Fans of the first book in the series will be glad to know that all of the themes - including the humour and wit, the mix of historical fiction and satire - are still present in this sequel. Several characters from Anno Dracula reappear, with Kate Reed playing a fairly major role, but Newman draws in an expansive new character set, with the same mix of fictional alongside the historical. This occasionally leads to an overabundance of references, but doesn't detract from the story. The Bloody Red Baron, is a darker, more harrowing tale than the first in the series, a necessity in part because of the setting. The author doesn't make light of the war, and the depictions hold their own against more traditional historical fictions which are set during the period. The sections in the trenches, in particular, are quite gruesome and can be difficult to read but it is a successful depiction of the trials of war.
Contained within this new edition is also the novella, Anno Dracula 1923: Vampire Romance, which features Geneviève Dieudonné, and pays homage to the `whodunnit' murder mystery. It is a relief after the bloody tale of the war in the main story, to read a much lighter, humorous tale, and this is a very funny story with a particularly British humour. Set in Mildew Manor, an isolated mansion in the Lake District, it is a classic take on the locked room murder.

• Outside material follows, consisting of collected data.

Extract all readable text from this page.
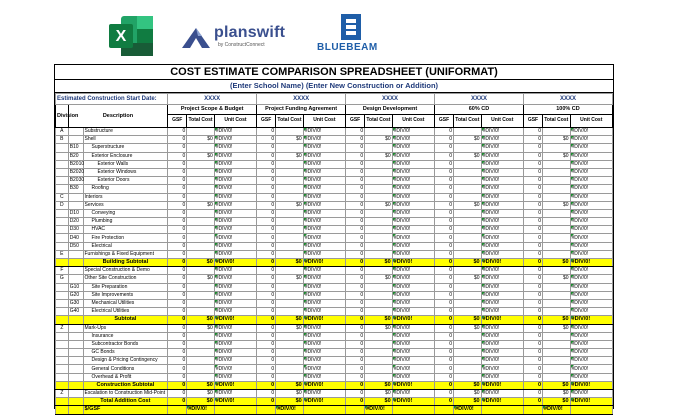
X	planswift
by ConstructConnect	BLUEBEAM
COST ESTIMATE COMPARISON SPREADSHEET (UNIFORMAT)
(Enter School Name) (Enter New Construction or Addition)
Estimated Construction Start Date:			XXXX			XXXX			XXXX			XXXX			XXXX		
Division	Description		Project Scope & Budget			Project Funding Agreement			Design Development			60% CD			100% CD		
			GSF	Total Cost	Unit Cost	GSF	Total Cost	Unit Cost	GSF	Total Cost	Unit Cost	GSF	Total Cost	Unit Cost	GSF	Total Cost	Unit Cost
A		Substructure	0		#DIV/0!	0		#DIV/0!	0		#DIV/0!	0		#DIV/0!	0		#DIV/0!
B		Shell	0	$0	#DIV/0!	0	$0	#DIV/0!	0	$0	#DIV/0!	0	$0	#DIV/0!	0	$0	#DIV/0!
	B10	Superstructure	0		#DIV/0!	0		#DIV/0!	0		#DIV/0!	0		#DIV/0!	0		#DIV/0!
	B20	Exterior Enclosure	0	$0	#DIV/0!	0	$0	#DIV/0!	0	$0	#DIV/0!	0	$0	#DIV/0!	0	$0	#DIV/0!
	B2010	Exterior Walls	0		#DIV/0!	0		#DIV/0!	0		#DIV/0!	0		#DIV/0!	0		#DIV/0!
	B2020	Exterior Windows	0		#DIV/0!	0		#DIV/0!	0		#DIV/0!	0		#DIV/0!	0		#DIV/0!
	B2030	Exterior Doors	0		#DIV/0!	0		#DIV/0!	0		#DIV/0!	0		#DIV/0!	0		#DIV/0!
	B30	Roofing	0		#DIV/0!	0		#DIV/0!	0		#DIV/0!	0		#DIV/0!	0		#DIV/0!
C		Interiors	0		#DIV/0!	0		#DIV/0!	0		#DIV/0!	0		#DIV/0!	0		#DIV/0!
D		Services	0	$0	#DIV/0!	0	$0	#DIV/0!	0	$0	#DIV/0!	0	$0	#DIV/0!	0	$0	#DIV/0!
	D10	Conveying	0		#DIV/0!	0		#DIV/0!	0		#DIV/0!	0		#DIV/0!	0		#DIV/0!
	D20	Plumbing	0		#DIV/0!	0		#DIV/0!	0		#DIV/0!	0		#DIV/0!	0		#DIV/0!
	D30	HVAC	0		#DIV/0!	0		#DIV/0!	0		#DIV/0!	0		#DIV/0!	0		#DIV/0!
	D40	Fire Protection	0		#DIV/0!	0		#DIV/0!	0		#DIV/0!	0		#DIV/0!	0		#DIV/0!
	D50	Electrical	0		#DIV/0!	0		#DIV/0!	0		#DIV/0!	0		#DIV/0!	0		#DIV/0!
E		Furnishings & Fixed Equipment	0		#DIV/0!	0		#DIV/0!	0		#DIV/0!	0		#DIV/0!	0		#DIV/0!
		Building Subtotal	0	$0	#DIV/0!	0	$0	#DIV/0!	0	$0	#DIV/0!	0	$0	#DIV/0!	0	$0	#DIV/0!
F		Special Construction & Demo	0		#DIV/0!	0		#DIV/0!	0		#DIV/0!	0		#DIV/0!	0		#DIV/0!
G		Other Site Construction	0	$0	#DIV/0!	0	$0	#DIV/0!	0	$0	#DIV/0!	0	$0	#DIV/0!	0	$0	#DIV/0!
	G10	Site Preparation	0		#DIV/0!	0		#DIV/0!	0		#DIV/0!	0		#DIV/0!	0		#DIV/0!
	G20	Site Improvements	0		#DIV/0!	0		#DIV/0!	0		#DIV/0!	0		#DIV/0!	0		#DIV/0!
	G30	Mechanical Utilities	0		#DIV/0!	0		#DIV/0!	0		#DIV/0!	0		#DIV/0!	0		#DIV/0!
	G40	Electrical Utilities	0		#DIV/0!	0		#DIV/0!	0		#DIV/0!	0		#DIV/0!	0		#DIV/0!
		Subtotal	0	$0	#DIV/0!	0	$0	#DIV/0!	0	$0	#DIV/0!	0	$0	#DIV/0!	0	$0	#DIV/0!
Z		Mark-Ups	0	$0	#DIV/0!	0	$0	#DIV/0!	0	$0	#DIV/0!	0	$0	#DIV/0!	0	$0	#DIV/0!
		Insurance	0		#DIV/0!	0		#DIV/0!	0		#DIV/0!	0		#DIV/0!	0		#DIV/0!
		Subcontractor Bonds	0		#DIV/0!	0		#DIV/0!	0		#DIV/0!	0		#DIV/0!	0		#DIV/0!
		GC Bonds	0		#DIV/0!	0		#DIV/0!	0		#DIV/0!	0		#DIV/0!	0		#DIV/0!
		Design & Pricing Contingency	0		#DIV/0!	0		#DIV/0!	0		#DIV/0!	0		#DIV/0!	0		#DIV/0!
		General Conditions	0		#DIV/0!	0		#DIV/0!	0		#DIV/0!	0		#DIV/0!	0		#DIV/0!
		Overhead & Profit	0		#DIV/0!	0		#DIV/0!	0		#DIV/0!	0		#DIV/0!	0		#DIV/0!
		Construction Subtotal	0	$0	#DIV/0!	0	$0	#DIV/0!	0	$0	#DIV/0!	0	$0	#DIV/0!	0	$0	#DIV/0!
Z		Escalation to Construction Mid-Point	0	$0	#DIV/0!	0	$0	#DIV/0!	0	$0	#DIV/0!	0	$0	#DIV/0!	0	$0	#DIV/0!
		Total Addition Cost	0	$0	#DIV/0!	0	$0	#DIV/0!	0	$0	#DIV/0!	0	$0	#DIV/0!	0	$0	#DIV/0!
		$/GSF		#DIV/0!			#DIV/0!			#DIV/0!			#DIV/0!			#DIV/0!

The two stories in this book are a wonderful continuance of the Anno Dracula world, and while The Bloody Red Baron is slightly more difficult to read than the original novel, it is still as enjoyable. The novella too is expertly delivered, with verve and humour that contrasts to the earlier story, and a plot that will keep readers guessing. Together, the books are a welcome addition to Kim Newman's alternate history, creating additional colouring and background to his already excellent vampire-filled world.